Environment variables not loaded: Verify the .env file is in the correct location or use the env_file directive properly. You can print env inside the container with docker compose exec service env.

Security Best Practices

Running multi-container applications in production requires vigilance:

Never run containers as root unless necessary. Use the user directive or specify a USER in the Dockerfile.
Keep images up to date with regular vulnerability scanning. Use official base images and pin versions.
Restrict network exposure: Only expose the reverse proxy ports to the internet. All other services should be on internal networks.
Use secrets management for passwords, API keys, and tokens.
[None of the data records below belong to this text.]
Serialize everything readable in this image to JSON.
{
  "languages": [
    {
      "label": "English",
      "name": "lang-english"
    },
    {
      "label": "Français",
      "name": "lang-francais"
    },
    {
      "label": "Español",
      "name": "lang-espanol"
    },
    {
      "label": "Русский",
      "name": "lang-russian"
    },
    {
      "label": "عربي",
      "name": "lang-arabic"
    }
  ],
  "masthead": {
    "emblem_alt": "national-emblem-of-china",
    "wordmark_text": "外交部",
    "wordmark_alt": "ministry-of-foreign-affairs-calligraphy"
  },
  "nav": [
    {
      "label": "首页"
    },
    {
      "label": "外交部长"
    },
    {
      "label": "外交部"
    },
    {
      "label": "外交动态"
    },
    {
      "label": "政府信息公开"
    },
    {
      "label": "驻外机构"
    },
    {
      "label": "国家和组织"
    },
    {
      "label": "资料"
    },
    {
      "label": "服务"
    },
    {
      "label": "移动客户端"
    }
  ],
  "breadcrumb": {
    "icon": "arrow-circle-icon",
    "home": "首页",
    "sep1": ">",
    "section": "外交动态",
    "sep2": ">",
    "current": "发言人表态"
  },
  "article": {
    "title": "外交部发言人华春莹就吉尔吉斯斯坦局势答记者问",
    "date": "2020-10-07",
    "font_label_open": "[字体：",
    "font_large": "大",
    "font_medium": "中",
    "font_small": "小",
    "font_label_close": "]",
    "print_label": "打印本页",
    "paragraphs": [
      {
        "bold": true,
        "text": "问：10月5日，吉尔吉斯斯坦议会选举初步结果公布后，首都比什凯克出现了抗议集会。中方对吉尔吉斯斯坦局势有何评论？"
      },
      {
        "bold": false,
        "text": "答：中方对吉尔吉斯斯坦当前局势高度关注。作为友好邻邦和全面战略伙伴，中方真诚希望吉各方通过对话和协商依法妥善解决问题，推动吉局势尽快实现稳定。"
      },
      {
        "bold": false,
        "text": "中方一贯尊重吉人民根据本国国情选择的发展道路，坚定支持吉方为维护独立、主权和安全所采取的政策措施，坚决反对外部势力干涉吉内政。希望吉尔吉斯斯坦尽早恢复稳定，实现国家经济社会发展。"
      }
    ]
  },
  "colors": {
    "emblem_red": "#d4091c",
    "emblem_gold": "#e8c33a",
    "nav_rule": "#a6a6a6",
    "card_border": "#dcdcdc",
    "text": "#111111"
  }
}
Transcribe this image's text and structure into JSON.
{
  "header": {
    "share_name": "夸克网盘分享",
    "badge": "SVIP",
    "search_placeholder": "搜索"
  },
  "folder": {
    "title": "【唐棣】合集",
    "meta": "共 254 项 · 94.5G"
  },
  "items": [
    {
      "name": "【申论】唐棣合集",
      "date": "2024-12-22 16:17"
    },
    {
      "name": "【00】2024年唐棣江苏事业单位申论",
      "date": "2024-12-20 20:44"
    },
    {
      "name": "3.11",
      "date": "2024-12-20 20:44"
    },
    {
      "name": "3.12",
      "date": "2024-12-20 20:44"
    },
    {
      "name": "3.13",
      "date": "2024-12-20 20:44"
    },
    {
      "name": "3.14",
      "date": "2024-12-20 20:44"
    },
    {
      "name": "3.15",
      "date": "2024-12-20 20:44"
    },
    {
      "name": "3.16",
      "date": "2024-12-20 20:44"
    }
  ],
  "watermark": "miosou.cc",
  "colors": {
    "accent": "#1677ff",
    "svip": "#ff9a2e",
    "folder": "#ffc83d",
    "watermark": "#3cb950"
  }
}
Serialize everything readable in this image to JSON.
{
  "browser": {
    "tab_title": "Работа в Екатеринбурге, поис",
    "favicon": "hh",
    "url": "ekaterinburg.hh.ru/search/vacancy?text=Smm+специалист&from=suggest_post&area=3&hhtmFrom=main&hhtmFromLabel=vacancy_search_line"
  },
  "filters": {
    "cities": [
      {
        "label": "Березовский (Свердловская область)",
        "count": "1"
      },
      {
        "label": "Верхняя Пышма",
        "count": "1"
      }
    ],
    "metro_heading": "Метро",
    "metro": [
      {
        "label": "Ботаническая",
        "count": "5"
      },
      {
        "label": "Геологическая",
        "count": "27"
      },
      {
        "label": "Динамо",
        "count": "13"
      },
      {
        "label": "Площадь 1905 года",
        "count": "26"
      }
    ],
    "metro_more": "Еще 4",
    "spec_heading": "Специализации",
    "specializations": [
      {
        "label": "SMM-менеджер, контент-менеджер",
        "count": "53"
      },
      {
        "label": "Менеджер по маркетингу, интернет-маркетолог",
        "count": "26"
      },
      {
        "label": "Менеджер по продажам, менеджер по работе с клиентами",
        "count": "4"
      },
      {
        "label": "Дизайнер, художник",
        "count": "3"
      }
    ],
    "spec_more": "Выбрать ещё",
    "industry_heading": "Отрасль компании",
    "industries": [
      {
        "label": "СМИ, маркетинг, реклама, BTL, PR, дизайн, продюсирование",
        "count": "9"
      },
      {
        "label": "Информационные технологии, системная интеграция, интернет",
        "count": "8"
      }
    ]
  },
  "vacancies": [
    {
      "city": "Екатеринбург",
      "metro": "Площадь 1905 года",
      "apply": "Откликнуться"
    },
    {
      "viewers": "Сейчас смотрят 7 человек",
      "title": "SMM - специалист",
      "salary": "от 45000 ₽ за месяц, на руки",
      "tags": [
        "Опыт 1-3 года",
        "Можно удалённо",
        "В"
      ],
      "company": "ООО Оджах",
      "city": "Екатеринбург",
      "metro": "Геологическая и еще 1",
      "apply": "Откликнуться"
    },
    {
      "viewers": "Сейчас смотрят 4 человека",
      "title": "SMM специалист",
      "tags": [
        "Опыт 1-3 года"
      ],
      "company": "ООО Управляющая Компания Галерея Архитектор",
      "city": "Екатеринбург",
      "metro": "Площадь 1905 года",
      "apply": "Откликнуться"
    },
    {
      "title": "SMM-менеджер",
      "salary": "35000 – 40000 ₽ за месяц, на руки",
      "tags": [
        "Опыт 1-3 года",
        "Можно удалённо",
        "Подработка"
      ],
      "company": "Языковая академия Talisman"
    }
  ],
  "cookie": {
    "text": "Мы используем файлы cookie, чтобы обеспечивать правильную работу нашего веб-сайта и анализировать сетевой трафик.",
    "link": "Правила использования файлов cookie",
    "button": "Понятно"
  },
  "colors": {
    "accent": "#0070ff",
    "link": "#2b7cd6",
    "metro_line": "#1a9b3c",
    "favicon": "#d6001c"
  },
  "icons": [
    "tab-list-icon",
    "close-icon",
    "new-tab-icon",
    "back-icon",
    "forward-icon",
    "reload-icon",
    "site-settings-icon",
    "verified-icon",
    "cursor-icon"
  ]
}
Docker secrets are a good start; for larger setups, consider HashiCorp Vault.
Enable Docker Content Trust to verify image signatures.
Regularly log and audit container activity using docker logs or a centralised logging solution like ELK stack.
Apply resource limits in your Compose file to prevent a single container from starving others:

services:
  api:
    deploy:
      resources:
        limits:
          cpus: '0.50'
          memory: 256M
        reservations:
          cpus: '0.25'
          memory: 128M

These limits are respected when using Docker swarm; for plain Compose, they are enforced with docker compose up --compatibility (though it's better to use swarm or K8s for production orchestration).

Conclusion

Docker Compose and Nginx together form a powerful, scalable, and maintainable platform for deploying multi-container web applications. By defining your stack in a single YAML file, you achieve environment parity from development to production. Nginx, as a reverse proxy, provides a central point for SSL termination, traffic routing, load balancing, and caching. We’ve covered the essential components: service definitions, networking, volumes, environment variables, Nginx configuration with security and performance optimisations, scaling tips, and troubleshooting. With this foundation, you are ready to architect, deploy, and operate modern containerised applications with confidence. For further reading, consult the Docker Compose documentation and the Nginx documentation, and explore real-world examples from the likes of Awesome Compose for inspiration.